An Introduction

Interacting with data is something we do everyday, whether consciously or subconsciously.

If you are interested into going into any field of STEM - whether it be the medical field, data science, or computer science, you will often be working with large datasets with tons of useful AND useless information.

A skillset that is becoming increasingly important in these areas of work is the ability to effectively query and filter for data in large datasets and draw conclusions based on these filters.

Pandas

Pandas is a Python library that allows for the manipulation, querying, and filtering of data.

Over time, it has become one of the most popular Python libraries for data analysis.

Here is the documentation link: https://pandas.pydata.org/docs/

Our Data

Data is readable in many formats. As someone who is working with datasets, you should be able to recognize what formats are easiest to understand for you and for any program that you write.
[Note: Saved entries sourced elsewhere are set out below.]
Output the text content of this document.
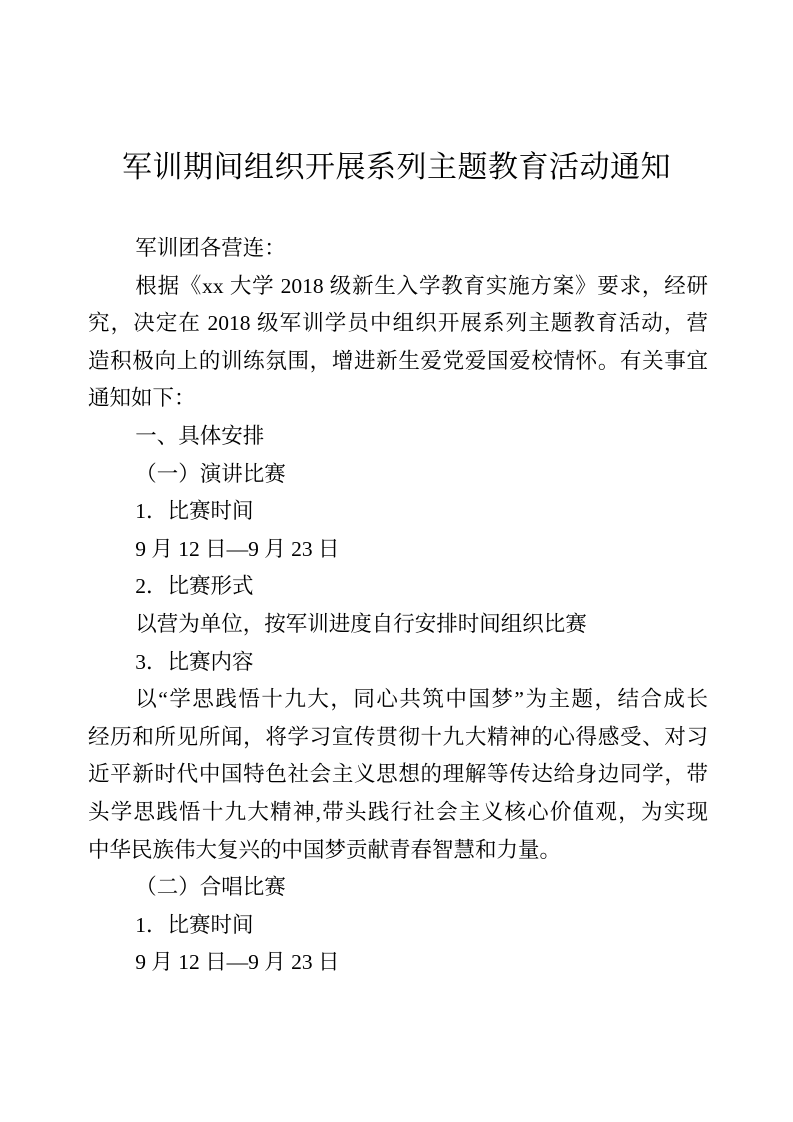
军训期间组织开展系列主题教育活动通知
军训团各营连：
根据《xx 大学 2018 级新生入学教育实施方案》要求，经研
究，决定在 2018 级军训学员中组织开展系列主题教育活动，营
造积极向上的训练氛围，增进新生爱党爱国爱校情怀。有关事宜
通知如下：
一、具体安排
（一）演讲比赛
1．比赛时间
9 月 12 日—9 月 23 日
2．比赛形式
以营为单位，按军训进度自行安排时间组织比赛
3．比赛内容
以“学思践悟十九大，同心共筑中国梦”为主题，结合成长
经历和所见所闻，将学习宣传贯彻十九大精神的心得感受、对习
近平新时代中国特色社会主义思想的理解等传达给身边同学，带
头学思践悟十九大精神,带头践行社会主义核心价值观，为实现
中华民族伟大复兴的中国梦贡献青春智慧和力量。
（二）合唱比赛
1．比赛时间
9 月 12 日—9 月 23 日
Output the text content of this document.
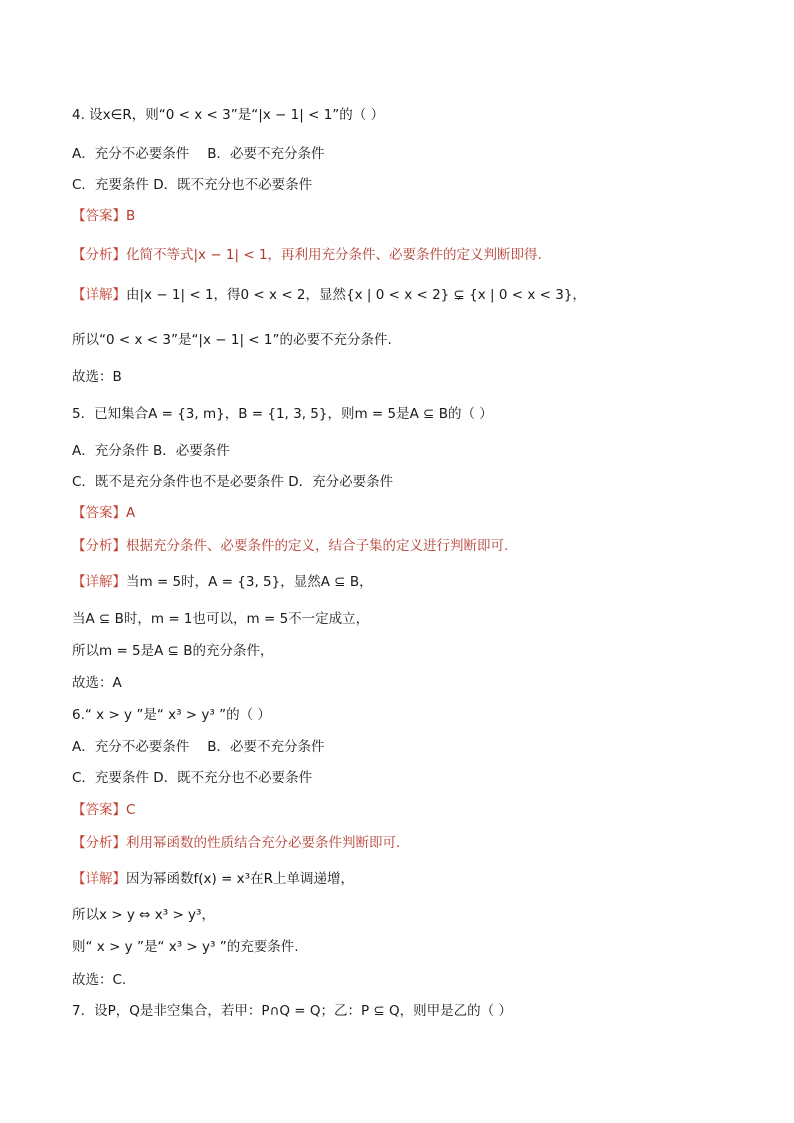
4. 设x∈R，则“0 < x < 3”是“|x − 1| < 1”的（ ）
A．充分不必要条件 B．必要不充分条件
C．充要条件 D．既不充分也不必要条件
【答案】B
【分析】化简不等式|x − 1| < 1，再利用充分条件、必要条件的定义判断即得.
【详解】由|x − 1| < 1，得0 < x < 2，显然{x | 0 < x < 2} ⊊ {x | 0 < x < 3}，
所以“0 < x < 3”是“|x − 1| < 1”的必要不充分条件.
故选：B
5．已知集合A = {3, m}，B = {1, 3, 5}，则m = 5是A ⊆ B的（ ）
A．充分条件 B．必要条件
C．既不是充分条件也不是必要条件 D．充分必要条件
【答案】A
【分析】根据充分条件、必要条件的定义，结合子集的定义进行判断即可.
【详解】当m = 5时，A = {3, 5}，显然A ⊆ B，
当A ⊆ B时，m = 1也可以，m = 5不一定成立，
所以m = 5是A ⊆ B的充分条件，
故选：A
6.“ x > y ”是“ x³ > y³ ”的（ ）
A．充分不必要条件 B．必要不充分条件
C．充要条件 D．既不充分也不必要条件
【答案】C
【分析】利用幂函数的性质结合充分必要条件判断即可.
【详解】因为幂函数f(x) = x³在R上单调递增，
所以x > y ⇔ x³ > y³，
则“ x > y ”是“ x³ > y³ ”的充要条件.
故选：C.
7．设P，Q是非空集合，若甲：P∩Q = Q；乙：P ⊆ Q，则甲是乙的（ ）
Here are two of the most common data formats:

JSON: This is a standard file format that is very easy for humans and computers to read and write. It is a compact way to store data.
CSV: These are comma-separated value files. This is where data has comma delimiters (separaters).

For the purpose of this notebook, we’ll use a JSON file containing data about the average income level in each of the 50 states in the USA (located in /assets/datasets/income.json)

We will look to first understand and interpret the data ourselves and use Pandas and Numpy to provide insightful statistical information about the dataset that we may not be as easy to find by ourselves.

import pandas as pd 

df = pd.read_json('files/income.json')

# This defines the dataframe in question. In this case, it is reading from the JSON file (hence read_json) income.json. 

# It is very important that the relative file path is correct, otherwise it won't be reading the file that you want it to.

display(df)

# This is now displaying the readable JSON data.

	State	MeanHouseholdIncome
0	Alabama	71964
1	Alaska	98811
2	Arizona	84380
3	Arkansas	69357
4	California	111622
5	Colorado	100933
6	Connecticut	115337
7	Delaware	92308
8	Florida	83104
9	Georgia	85961
10	Hawaii	107348
11	Idaho	77399
12	Illinois	95115
13	Indiana	76984
14	Iowa	80316
15	Kansas	82103
16	Kentucky	72318
17	Louisiana	73759
18	Maine	78301
19	Maryland	114236
20	Massachusetts	115964
21	Michigan	80803
22	Minnesota	96814
23	Mississippi	65156
24	Missouri	78194
25	Montana	76834
26	Nebraska	82306
27	Nevada	84350
28	New Hampshire	101292
29	New Jersey	117868
30	New Mexico	70241
31	New York	105304
32	North Carolina	79620
33	North Dakota	85506
34	Ohio	78796
35	Oklahoma	74195
36	Oregon	88137
37	Pennsylvania	87262
38	Rhode Island	92427
39	South Carolina	76390
40	South Dakota	77932
41	Tennessee	76937
42	Texas	89506
43	Utah	94452
44	Vermont	83767
45	Virginia	106023
46	Washington	103669
47	West Virginia	65332
48	Wisconsin	82757
49	Wyoming	83583

Dataset statistics

Let’s find and display some statistics from the dataset..

dfmean = df["MeanHouseholdIncome"].mean()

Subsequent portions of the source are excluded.